As I just alluded to, Google Workspace is another critical piece of our infrastructure. It’s what we use for email, calendar/scheduling, document creation and (as of 2022,) file storage. We have been using Google for email since we started and over time, they have improved their offering and earned more of our business. Most recently, we ditched Dropbox for shared file storage and moved everything to Google Drive. I still feel that Dropbox is slightly easier to use than Google Drive, but the integration and cost advantages of Google Drive give it the clear edge.

Development & Design

This year we (like many other agencies) consolidated many of our design tools into Figma. In past years, our design stack was Sketch + InVision + Zeplin, however this year that has all collapsed into Figma. This has made us more efficient, and from a cost and licensing perspective, we’re actually saving money. Now that Adobe has acquired it, we sincerely hope they don’t ruin what an amazing product Figma is, but we’ll keep a close eye on it.

If you asked me to name another cloud based source control platform, I’m not sure I could. Github has a monopoly in this space, but fortunately, they seem committed to continually improving and expanding the feature set. As an example, because of changes and additions to Github’s “Actions” tools, we have fully moved our CI (continuous integration) processes to Github. If you are still using another platform for CI, I strongly recommend you take a look at what Github is doing here.

There are plenty of Git UI tools, but after using Tower for the past six years, we feel like it’s the best option for agencies like Silverpine. It is available on both Windows and Mac, and the Tower team is constantly rolling out new versions and features that add real quality of life improvements. Additionally, their licensing scheme is very cost effective and works well for our model.

This year marked a change for us for our choice of defect tracking software. After resisting Jira for many years, we finally took the plunge and it turns out that Jira is….ok? It definitely still has warts and isn’t perfect but Atlassian has made enough changes over time to make Jira a palatable choice. I still feel like there is a big opportunity for someone to shake up the world of defect tracking but for now, Jira is what we’re using.To me, using Jira feels like the old saying “Nobody ever got fired for buying IBM.”

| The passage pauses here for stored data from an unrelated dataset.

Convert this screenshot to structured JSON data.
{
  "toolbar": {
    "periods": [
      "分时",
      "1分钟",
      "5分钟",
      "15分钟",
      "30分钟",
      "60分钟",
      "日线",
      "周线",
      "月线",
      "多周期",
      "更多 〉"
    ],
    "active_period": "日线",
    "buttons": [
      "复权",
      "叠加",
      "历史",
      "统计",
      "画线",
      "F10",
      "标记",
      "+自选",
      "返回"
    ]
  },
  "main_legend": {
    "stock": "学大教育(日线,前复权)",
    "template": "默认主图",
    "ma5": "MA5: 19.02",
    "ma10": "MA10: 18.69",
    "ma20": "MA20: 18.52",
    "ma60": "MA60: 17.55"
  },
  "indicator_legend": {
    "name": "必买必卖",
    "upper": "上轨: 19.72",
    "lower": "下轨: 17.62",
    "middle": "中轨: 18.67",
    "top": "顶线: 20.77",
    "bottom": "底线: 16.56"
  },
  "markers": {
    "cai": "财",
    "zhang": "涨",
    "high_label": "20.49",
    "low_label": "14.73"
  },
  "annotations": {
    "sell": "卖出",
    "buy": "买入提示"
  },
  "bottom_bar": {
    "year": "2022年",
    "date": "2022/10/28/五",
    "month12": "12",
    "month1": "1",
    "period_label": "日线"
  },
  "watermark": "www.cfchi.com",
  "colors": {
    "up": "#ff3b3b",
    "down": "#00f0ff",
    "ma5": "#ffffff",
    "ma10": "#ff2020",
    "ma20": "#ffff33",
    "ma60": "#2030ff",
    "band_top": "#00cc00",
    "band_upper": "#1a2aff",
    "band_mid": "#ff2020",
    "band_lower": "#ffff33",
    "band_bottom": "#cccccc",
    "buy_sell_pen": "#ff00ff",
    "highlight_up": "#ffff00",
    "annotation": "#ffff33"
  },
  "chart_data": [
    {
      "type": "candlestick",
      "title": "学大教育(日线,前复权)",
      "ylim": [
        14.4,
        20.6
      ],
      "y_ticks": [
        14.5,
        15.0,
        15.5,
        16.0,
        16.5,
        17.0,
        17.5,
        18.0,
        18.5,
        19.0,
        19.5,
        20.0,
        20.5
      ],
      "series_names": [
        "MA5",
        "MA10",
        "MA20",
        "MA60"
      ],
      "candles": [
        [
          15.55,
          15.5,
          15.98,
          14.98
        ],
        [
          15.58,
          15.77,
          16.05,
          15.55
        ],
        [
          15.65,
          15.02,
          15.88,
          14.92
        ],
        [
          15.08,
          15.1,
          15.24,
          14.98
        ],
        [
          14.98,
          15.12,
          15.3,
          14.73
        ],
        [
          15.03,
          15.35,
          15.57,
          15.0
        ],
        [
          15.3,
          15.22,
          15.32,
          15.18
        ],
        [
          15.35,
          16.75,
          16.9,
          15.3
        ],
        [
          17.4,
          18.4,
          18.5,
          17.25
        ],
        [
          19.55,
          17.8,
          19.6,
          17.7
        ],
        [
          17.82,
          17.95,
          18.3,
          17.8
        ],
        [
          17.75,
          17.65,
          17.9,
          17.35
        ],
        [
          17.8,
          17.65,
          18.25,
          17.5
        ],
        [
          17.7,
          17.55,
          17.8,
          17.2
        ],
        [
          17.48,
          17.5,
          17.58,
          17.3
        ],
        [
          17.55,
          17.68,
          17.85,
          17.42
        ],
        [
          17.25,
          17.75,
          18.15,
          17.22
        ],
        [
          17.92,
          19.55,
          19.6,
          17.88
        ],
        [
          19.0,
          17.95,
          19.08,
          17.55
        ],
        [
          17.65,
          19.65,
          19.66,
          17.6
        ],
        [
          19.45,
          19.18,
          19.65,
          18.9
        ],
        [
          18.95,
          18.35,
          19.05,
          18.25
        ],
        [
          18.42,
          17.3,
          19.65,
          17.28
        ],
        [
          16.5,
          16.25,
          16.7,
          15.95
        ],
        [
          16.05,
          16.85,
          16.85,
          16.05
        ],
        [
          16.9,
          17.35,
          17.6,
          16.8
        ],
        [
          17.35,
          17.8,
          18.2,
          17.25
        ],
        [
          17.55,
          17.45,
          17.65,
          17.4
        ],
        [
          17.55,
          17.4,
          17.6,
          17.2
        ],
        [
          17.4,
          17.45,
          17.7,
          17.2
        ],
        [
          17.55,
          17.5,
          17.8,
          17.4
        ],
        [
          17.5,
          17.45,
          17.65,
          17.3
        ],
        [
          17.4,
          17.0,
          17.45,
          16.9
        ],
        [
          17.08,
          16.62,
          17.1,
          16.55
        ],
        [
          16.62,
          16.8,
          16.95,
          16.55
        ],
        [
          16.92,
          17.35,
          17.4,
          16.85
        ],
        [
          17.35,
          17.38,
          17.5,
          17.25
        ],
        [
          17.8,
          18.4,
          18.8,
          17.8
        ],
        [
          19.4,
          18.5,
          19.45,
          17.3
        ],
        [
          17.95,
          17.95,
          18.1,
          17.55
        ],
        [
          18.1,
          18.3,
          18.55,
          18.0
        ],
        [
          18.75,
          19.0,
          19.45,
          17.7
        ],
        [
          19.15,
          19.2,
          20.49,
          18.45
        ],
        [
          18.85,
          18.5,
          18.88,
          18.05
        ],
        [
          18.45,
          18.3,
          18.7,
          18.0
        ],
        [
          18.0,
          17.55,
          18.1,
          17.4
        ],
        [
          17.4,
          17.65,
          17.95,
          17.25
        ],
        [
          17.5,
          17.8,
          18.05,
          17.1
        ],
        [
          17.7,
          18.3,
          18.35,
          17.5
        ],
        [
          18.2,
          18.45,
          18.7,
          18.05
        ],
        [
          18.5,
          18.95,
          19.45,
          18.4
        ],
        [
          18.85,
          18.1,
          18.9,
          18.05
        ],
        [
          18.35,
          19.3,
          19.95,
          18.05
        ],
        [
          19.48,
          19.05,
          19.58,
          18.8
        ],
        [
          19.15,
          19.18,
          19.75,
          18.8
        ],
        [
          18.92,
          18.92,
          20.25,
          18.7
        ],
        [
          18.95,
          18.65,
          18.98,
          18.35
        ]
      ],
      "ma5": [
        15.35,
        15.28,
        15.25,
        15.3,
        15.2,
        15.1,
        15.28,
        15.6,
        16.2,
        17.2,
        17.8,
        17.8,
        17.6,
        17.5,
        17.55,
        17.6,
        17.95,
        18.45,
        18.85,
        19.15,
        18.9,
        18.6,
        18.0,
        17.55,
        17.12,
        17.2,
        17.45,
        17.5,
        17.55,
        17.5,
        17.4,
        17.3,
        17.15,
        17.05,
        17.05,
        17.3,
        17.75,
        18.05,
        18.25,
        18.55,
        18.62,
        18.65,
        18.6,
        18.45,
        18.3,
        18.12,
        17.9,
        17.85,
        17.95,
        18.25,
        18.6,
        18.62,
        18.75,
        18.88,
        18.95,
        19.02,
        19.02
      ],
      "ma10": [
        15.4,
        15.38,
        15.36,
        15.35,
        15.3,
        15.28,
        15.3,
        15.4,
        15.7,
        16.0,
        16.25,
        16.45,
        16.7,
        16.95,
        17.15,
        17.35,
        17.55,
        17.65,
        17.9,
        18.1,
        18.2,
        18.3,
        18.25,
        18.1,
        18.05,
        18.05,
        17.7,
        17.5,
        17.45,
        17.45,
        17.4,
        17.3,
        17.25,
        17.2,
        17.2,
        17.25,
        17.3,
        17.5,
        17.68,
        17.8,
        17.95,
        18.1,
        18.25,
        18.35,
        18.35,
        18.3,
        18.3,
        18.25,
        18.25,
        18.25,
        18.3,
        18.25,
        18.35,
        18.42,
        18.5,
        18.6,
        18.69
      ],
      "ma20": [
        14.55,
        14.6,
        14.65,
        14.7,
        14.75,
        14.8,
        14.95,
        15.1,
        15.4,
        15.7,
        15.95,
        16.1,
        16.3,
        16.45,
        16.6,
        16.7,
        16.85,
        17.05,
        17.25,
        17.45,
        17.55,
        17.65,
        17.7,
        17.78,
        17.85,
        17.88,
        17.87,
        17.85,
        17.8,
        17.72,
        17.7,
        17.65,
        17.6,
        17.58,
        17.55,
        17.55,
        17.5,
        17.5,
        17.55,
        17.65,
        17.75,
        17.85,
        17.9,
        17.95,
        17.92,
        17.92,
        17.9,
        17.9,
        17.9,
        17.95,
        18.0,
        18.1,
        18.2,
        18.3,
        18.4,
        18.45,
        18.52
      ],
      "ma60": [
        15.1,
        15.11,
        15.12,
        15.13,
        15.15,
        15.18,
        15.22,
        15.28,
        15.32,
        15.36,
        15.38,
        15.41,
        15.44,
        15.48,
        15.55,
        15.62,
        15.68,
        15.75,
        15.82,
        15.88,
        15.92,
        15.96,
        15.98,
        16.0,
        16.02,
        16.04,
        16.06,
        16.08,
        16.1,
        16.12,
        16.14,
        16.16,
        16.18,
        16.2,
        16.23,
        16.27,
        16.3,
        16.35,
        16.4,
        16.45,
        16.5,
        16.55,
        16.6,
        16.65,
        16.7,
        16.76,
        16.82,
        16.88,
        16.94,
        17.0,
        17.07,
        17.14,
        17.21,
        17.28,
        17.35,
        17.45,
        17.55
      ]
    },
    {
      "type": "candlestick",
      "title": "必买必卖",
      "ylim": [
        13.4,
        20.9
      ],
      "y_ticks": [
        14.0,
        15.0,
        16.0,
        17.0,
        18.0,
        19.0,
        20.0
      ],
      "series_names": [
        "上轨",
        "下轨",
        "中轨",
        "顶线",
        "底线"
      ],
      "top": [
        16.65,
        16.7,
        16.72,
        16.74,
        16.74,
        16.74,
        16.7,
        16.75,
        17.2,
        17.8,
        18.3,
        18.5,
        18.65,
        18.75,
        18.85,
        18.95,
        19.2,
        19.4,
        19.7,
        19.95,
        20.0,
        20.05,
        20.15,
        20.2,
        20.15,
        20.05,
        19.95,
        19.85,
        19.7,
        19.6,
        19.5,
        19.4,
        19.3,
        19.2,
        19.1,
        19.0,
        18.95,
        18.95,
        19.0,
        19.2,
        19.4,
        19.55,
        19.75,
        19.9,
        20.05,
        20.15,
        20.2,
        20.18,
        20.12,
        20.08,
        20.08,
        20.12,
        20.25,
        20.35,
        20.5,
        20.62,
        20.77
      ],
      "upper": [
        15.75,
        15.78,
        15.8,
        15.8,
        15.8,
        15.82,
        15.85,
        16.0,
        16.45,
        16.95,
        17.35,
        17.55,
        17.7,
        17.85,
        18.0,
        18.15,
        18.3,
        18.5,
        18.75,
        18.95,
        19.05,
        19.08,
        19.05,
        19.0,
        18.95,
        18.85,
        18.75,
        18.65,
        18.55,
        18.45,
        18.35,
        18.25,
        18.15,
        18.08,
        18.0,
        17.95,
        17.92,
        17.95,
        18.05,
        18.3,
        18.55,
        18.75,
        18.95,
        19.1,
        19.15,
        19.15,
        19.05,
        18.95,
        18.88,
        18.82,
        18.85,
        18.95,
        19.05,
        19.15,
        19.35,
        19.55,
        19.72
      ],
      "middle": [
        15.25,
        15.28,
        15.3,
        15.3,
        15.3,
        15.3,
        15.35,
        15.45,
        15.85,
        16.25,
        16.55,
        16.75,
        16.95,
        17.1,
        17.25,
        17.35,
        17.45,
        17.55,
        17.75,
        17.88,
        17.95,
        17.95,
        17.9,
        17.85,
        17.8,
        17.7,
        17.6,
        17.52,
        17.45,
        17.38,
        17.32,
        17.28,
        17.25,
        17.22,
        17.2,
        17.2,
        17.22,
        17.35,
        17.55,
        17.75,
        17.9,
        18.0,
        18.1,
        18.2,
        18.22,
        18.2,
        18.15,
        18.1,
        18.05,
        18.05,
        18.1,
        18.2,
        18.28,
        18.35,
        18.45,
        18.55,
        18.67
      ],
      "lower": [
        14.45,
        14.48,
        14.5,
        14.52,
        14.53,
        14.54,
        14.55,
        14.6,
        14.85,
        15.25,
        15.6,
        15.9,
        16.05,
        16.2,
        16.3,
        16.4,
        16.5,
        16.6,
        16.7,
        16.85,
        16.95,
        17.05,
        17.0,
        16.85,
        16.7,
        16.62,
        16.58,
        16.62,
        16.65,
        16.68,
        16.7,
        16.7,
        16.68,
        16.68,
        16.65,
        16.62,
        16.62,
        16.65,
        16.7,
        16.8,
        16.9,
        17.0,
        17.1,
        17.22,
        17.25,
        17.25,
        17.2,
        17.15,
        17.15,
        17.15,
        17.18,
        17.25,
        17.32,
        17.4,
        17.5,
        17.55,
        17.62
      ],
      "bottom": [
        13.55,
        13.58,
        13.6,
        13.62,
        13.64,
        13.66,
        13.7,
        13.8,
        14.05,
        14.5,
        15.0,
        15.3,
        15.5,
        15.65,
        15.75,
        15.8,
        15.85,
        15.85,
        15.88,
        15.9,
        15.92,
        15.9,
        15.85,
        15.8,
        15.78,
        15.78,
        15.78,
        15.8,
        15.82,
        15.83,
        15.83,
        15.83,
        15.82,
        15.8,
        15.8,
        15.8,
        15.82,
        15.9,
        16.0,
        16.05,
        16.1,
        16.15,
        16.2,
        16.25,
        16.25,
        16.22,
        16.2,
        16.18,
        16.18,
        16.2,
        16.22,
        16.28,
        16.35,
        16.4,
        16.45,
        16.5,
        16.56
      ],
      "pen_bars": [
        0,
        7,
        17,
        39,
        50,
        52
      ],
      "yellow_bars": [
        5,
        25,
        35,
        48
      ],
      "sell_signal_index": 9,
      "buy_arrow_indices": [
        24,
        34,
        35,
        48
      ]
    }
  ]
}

We started using Miro a little bit in 2021 to do shared planning and strategy design, but really got into the groove with it this year. It’s a very easy to use shared whiteboard app and falls into that category of “it just works.” Every time I use it, I always think that I should use it more. I’m a very visual thinker, and with remote teams, Miro really helps me communicate what my words often can’t. If you haven’t tried it, I highly recommend checking it out.

Operations & Finance

We use Quickbooks for our finances. It’s what our bookkeeper and our CPA want us to use. It’s fine.

I know that many people use Harvest for time tracking, but we actually use it for sending and tracking invoices to our clients. Harvest has a pretty robust set of invoice functionality that I think gets overlooked because of their focus on time tracking. This is another tool that just works the way you expect it to, and we don’t have to think about it.

When we first started using Gusto, I couldn’t say enough nice things about the platform, and all things considered, it’s still a quality payroll system. They are quick to integrate state and local tax changes and using them to pay contractors is incredibly simple. I do worry that they’ve grown to a size that their customer service has suffered a bit, but hopefully they can iron out the kinks as they continue to grow.

We use Squarespace to host our company website. If you need to get a decent website built quickly, it’s not a bad route to go, but given that we build websites for other people, I don’t love this. I expect this next year, Squarespace will be dropping off this list.